Em consonância com o poeta que compreendia a palavra sinestesicamente, para muito além do grafocentrismo eurocêntrico, Sphera coloca aqui em relevo nada menos que quatro produtores de artes plásticas em suportes diversos. O primeiro é o fotógrafo Germano Neto, amigo e colaborador de Guilherme Mansur em vários trabalhos, inclusive no Suplemento Literário de Minas Gerais, de que o agora saudoso “tipoeta” (assim Haroldo de Campos chamou Mansur) foi designer gráfico durante vários anos. Estampamos neste número um ensaio fotográfico de Neto sobre o sertão mineiro e sua gente em homenagem a Guimarães Rosa, cujos 115 anos de nascimento completaram-se em 27 de junho passado.
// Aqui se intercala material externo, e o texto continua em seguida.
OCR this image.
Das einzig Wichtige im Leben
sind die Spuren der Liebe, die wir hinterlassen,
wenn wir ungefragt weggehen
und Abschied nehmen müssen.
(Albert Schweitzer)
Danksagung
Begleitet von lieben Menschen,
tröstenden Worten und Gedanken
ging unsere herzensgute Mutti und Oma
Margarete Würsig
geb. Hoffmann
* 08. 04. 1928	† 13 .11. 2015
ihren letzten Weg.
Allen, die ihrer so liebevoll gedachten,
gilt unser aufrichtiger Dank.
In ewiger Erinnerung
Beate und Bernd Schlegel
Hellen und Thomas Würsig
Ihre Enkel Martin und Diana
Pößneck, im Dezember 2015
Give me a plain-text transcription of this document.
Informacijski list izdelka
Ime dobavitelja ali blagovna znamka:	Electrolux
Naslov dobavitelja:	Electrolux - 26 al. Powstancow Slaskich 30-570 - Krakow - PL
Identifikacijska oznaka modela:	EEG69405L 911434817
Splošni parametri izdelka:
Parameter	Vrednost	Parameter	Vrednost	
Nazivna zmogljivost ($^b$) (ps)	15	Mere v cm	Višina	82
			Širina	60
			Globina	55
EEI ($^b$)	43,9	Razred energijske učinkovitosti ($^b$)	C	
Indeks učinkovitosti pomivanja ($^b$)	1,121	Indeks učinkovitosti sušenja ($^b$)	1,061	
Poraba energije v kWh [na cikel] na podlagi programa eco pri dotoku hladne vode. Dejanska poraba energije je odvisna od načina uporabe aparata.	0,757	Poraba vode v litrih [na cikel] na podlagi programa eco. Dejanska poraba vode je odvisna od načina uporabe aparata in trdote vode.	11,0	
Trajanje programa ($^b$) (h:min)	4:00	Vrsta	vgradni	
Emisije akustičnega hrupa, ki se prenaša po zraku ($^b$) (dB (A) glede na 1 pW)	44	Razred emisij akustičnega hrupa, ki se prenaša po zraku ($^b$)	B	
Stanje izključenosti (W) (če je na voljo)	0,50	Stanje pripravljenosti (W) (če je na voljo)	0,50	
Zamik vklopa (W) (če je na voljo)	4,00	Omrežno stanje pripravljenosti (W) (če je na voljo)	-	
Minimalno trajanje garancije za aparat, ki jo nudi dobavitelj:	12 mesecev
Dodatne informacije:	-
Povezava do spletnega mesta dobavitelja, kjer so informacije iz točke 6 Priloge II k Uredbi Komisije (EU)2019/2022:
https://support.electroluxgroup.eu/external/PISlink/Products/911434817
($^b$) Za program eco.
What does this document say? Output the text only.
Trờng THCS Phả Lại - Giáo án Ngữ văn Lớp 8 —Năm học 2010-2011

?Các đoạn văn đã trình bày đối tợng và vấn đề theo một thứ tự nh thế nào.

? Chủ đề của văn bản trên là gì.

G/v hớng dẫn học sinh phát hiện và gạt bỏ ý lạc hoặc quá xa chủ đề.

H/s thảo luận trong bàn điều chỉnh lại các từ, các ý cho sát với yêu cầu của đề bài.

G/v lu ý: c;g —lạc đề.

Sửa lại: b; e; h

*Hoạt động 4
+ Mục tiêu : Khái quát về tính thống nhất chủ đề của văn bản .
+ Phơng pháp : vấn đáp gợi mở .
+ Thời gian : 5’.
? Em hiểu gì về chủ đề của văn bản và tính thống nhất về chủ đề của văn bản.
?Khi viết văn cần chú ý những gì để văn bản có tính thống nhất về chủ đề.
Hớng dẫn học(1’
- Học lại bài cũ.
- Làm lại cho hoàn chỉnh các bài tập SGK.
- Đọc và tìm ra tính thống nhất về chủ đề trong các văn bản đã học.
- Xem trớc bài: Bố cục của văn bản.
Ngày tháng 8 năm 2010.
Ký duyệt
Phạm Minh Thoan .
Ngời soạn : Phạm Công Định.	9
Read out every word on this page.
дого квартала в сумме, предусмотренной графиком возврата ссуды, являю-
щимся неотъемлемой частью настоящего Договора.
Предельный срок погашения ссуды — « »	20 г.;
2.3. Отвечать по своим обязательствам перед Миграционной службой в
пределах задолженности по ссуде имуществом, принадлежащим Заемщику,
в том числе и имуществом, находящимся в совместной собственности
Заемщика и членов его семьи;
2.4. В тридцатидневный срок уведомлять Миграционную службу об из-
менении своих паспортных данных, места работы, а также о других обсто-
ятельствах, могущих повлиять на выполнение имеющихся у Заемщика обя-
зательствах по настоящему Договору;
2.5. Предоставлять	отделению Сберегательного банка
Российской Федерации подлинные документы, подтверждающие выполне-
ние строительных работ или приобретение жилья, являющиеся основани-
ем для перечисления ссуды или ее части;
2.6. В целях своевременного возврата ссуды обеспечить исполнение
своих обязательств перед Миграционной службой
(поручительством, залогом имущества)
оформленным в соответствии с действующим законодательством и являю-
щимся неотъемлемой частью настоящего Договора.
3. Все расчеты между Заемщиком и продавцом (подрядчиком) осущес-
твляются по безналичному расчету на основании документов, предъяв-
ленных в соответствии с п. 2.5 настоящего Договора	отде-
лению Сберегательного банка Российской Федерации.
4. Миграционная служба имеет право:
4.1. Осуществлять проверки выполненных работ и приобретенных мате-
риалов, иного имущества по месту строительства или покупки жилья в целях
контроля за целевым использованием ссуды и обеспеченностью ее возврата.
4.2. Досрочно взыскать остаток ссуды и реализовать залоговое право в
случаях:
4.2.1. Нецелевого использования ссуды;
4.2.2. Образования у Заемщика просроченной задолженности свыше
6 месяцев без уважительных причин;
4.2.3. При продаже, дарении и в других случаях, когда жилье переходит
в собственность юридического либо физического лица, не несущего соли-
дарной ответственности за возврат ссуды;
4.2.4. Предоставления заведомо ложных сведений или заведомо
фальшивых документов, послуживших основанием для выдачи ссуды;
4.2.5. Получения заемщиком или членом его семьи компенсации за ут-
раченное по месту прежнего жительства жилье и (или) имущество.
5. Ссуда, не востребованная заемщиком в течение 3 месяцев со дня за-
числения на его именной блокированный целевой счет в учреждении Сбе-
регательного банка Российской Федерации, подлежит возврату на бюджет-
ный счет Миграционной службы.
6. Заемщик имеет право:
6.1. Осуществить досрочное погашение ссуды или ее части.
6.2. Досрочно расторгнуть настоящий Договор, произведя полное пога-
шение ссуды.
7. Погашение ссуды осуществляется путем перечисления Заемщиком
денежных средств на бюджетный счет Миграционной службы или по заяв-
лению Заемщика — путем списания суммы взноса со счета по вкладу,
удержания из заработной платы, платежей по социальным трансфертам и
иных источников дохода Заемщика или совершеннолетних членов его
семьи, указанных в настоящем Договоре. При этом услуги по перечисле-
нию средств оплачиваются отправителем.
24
O segundo é João Diniz, arquiteto, poeta, artista múltiplo, que aqui comparece com a escultura “Versilindro”, produzida com a também arquiteta Bel Diniz. O terceiro é davi de jesus do  nascimento (ele assina assim mesmo), artista nascido às margens do São Francisco, na cidade de Pirapora, cujos trabalhos funde referências míticas e pops. E, finalmente, a quarta é Maria Médicis, uma profissional de contabilidade da cidade de Governador Valadares que, nas horas vagas, também se dedicava à pintura. Não chegou a se afirmar profissionalmente como artista, o que é bastante sugestivo sobre a condição da mulher até a segunda metade do século XX, condição que, infelizmente, ainda não é tão incomum. Além destes destaques, o número traz ainda poemas, prosas e o discurso de Silviano Santiago ao receber o merecido Prêmio Camões. Sigamos lendo, sonhando e lutando!